Determining the right mix of projects to fund is ultimately a management decision
that considers the technical soundness of projects, their contribution to mission
needs, performance improvement priorities, and overall funding levels that will
be allocated to information technology.
Phase 2: Control
While business select proposals once a year, the control phase is an ongoing
activity to review new and ongoing projects, as well as operational systems.
During the control phase, senior management regularly monitors the progress
of ongoing IT projects against projected cost, schedule, performance and delivered
benefits. The frequency of the reviews may vary, but should not wait until the
annual budget preparation and deliberation process. Further if a project is
late, over cost, or not being developed according to expectations, then senior
management must decide whether to continue, modify, or cancel it.

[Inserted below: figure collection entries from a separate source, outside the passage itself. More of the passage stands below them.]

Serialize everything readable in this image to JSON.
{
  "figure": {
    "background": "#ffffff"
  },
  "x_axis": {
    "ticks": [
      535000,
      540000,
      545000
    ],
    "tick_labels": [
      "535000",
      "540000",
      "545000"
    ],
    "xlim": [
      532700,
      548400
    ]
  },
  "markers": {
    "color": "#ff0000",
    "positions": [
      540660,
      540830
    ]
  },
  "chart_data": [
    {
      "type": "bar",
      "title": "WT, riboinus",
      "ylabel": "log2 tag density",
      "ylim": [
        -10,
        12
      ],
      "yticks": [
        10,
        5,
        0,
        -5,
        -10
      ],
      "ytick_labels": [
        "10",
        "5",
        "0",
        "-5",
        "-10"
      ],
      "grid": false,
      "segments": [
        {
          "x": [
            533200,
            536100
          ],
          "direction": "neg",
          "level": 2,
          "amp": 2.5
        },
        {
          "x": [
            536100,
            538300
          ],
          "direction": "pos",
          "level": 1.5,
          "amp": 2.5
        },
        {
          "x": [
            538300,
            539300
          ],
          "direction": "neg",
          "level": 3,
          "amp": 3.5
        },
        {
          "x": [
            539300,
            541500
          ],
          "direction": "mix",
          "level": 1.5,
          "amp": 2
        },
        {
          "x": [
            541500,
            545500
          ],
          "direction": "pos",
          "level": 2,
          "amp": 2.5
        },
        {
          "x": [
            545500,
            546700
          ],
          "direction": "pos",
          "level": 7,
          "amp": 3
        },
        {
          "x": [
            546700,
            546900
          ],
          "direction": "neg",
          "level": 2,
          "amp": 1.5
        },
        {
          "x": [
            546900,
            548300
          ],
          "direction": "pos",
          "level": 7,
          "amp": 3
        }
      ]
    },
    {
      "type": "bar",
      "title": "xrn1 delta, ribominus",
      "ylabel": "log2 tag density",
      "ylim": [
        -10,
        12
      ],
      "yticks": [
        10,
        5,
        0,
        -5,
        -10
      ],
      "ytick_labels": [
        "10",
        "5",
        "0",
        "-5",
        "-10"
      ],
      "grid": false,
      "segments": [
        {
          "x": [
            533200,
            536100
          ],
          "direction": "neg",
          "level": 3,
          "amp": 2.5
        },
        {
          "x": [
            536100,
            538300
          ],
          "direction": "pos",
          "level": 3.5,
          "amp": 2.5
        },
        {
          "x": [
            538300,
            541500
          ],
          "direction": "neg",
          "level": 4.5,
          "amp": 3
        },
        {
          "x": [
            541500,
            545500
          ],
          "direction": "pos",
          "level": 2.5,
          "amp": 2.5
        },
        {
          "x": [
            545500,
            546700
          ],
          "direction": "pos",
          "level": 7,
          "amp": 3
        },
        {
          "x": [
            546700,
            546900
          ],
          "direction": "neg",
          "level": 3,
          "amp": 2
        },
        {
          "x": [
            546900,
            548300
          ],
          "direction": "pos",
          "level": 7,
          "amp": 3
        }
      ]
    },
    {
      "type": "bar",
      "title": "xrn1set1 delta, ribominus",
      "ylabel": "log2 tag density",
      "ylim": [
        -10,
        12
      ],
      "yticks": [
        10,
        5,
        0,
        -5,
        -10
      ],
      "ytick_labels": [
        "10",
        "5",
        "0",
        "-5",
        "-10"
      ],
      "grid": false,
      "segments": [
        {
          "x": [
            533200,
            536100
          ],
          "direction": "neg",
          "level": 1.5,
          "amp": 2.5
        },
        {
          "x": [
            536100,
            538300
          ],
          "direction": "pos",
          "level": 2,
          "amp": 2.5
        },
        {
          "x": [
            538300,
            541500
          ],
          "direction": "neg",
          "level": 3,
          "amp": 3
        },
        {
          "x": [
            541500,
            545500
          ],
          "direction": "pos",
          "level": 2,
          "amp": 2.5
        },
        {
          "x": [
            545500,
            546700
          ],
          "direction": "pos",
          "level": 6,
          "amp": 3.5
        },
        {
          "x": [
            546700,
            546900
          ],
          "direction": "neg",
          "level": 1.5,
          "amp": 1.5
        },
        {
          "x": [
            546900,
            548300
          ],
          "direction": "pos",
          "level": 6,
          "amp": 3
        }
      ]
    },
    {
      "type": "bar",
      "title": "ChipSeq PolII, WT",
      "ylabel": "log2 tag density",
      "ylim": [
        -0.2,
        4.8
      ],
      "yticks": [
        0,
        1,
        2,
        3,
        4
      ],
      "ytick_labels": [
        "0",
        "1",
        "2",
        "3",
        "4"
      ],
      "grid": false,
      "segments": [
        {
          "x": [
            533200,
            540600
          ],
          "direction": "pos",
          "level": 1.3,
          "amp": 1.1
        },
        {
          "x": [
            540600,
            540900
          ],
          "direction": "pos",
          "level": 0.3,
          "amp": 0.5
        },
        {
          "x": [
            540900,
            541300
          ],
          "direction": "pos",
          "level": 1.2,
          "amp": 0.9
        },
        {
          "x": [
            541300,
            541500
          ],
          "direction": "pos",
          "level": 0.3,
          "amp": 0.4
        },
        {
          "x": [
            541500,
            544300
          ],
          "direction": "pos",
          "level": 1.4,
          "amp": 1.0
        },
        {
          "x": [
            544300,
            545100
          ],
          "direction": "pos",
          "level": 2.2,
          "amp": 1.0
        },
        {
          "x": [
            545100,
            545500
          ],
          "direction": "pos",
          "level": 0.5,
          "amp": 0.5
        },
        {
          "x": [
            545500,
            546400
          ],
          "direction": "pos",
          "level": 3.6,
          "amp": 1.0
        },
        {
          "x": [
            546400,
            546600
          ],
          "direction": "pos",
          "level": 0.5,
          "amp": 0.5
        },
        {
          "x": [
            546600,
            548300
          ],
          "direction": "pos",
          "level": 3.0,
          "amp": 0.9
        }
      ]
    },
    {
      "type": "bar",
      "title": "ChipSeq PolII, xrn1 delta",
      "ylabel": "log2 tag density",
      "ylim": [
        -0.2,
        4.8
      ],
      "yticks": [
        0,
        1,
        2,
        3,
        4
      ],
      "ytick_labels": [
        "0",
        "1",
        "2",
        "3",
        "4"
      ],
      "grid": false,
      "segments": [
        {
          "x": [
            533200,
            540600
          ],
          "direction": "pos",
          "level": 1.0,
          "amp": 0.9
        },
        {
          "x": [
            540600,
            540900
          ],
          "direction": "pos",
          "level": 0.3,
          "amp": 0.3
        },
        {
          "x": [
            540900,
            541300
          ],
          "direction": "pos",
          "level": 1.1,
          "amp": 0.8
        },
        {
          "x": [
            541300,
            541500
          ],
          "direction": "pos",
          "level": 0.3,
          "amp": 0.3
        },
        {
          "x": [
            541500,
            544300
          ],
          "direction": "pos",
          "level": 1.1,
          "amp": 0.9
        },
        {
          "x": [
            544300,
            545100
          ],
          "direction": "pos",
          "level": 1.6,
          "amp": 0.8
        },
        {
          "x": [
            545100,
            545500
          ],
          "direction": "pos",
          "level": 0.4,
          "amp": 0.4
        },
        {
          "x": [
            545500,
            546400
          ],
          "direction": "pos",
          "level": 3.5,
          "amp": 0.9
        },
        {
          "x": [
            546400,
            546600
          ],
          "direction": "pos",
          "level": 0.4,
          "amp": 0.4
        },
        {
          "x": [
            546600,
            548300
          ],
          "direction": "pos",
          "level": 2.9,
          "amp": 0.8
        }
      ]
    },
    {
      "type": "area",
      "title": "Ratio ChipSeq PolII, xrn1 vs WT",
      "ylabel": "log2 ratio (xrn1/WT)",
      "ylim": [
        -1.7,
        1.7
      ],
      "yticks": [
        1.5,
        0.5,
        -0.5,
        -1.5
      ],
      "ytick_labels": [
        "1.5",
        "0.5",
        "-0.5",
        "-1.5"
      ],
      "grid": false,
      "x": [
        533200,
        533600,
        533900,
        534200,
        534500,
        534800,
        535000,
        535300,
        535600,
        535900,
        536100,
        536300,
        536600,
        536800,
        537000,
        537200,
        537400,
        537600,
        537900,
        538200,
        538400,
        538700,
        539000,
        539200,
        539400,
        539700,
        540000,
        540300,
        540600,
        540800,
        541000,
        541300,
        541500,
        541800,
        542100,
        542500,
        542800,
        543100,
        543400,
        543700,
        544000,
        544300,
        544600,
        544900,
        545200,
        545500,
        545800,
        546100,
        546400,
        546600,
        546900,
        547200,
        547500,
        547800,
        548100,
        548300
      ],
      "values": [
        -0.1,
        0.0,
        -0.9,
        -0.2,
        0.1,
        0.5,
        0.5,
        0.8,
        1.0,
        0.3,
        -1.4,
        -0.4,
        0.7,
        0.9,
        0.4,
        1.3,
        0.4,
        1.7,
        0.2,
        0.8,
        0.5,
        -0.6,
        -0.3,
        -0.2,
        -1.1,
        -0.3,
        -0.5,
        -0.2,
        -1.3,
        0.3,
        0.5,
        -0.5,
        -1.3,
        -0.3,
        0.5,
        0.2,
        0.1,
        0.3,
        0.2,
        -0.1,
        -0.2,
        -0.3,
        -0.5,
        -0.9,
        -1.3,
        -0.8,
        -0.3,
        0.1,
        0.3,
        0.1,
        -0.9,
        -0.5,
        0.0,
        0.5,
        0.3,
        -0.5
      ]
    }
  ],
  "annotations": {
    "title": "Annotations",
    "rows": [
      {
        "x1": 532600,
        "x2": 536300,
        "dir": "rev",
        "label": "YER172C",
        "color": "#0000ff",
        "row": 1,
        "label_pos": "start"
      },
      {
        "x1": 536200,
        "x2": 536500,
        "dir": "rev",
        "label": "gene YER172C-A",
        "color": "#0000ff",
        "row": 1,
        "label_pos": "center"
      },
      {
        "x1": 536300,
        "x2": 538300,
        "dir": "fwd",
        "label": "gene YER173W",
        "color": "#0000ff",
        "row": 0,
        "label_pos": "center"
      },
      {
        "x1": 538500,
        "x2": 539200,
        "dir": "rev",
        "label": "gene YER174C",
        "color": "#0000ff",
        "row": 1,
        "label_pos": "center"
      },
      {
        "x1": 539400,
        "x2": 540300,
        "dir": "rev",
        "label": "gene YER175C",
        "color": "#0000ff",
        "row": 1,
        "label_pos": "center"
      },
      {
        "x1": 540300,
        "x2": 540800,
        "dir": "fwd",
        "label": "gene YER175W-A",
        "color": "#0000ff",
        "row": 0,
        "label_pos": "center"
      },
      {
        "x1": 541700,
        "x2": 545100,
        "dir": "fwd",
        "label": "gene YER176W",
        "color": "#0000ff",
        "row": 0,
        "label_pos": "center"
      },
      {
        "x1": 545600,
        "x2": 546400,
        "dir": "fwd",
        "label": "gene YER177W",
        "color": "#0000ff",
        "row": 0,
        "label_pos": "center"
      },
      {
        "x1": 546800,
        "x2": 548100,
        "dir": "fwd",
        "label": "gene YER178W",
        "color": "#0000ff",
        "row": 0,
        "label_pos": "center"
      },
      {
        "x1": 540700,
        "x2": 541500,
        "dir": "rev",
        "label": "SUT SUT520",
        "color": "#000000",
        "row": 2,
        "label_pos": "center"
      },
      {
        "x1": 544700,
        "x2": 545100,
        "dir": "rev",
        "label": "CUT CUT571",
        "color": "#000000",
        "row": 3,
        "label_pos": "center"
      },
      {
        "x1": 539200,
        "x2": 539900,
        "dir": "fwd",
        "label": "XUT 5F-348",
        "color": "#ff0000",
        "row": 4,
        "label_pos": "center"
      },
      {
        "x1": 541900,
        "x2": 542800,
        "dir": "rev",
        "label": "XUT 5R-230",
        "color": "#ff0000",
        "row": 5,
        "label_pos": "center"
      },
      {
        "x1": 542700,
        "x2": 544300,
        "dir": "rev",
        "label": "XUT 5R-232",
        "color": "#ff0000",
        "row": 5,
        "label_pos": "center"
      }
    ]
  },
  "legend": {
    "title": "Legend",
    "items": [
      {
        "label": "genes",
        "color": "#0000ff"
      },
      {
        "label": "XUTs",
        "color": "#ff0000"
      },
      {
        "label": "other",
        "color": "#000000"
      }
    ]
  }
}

The steps
in this phase are to:
Step 1: Monitor projects against projected costs, schedule,
and performance
Senior managers need to compare the preliminary results being
achieved by a project against its projected costs, benefits and risks, and to
identify actual or potential managerial, organizational, or technical problems.
Step 2: Take action to correct any deficiencies
The action should result in the deliberate continuation, modification, or cancellation
of each project.
Phase 3: Evaluation
Evaluation on technology is conducted after a system has been implemented, and
is an assessment of the projects success or failure. Using post implementation
reviews, data is collected, recorded, and analyzed to compare expected results
against actual benefits and returns. Evaluation is used to 1) decide whether
future changes are necessary which can help address serious performance gaps,
and 2) make decisions about modifications to the organizations existing
evaluation process and selection criteria. This phase is comprised of three
steps:
Step 1: Conduct post implementation reviews
Step 2: Decide on adjustments
Step 3: Lessons learned
We recommend that businesses do the following:
- Conduct thorough research on business issues faced
by process owners
- Understanding top management business objectives
and growth plans
- Make a study of the existing IT set-up
It is important the CIO/IT head understands the issues of business process owners
and maps IT to the business objectives to achieve the same. The more the CIO
understands the business process issues, the easier the task of selecting a
technology and selling it to the top management becomes. Therefore, it is necessary
that IT team work very closely with functional heads and top management.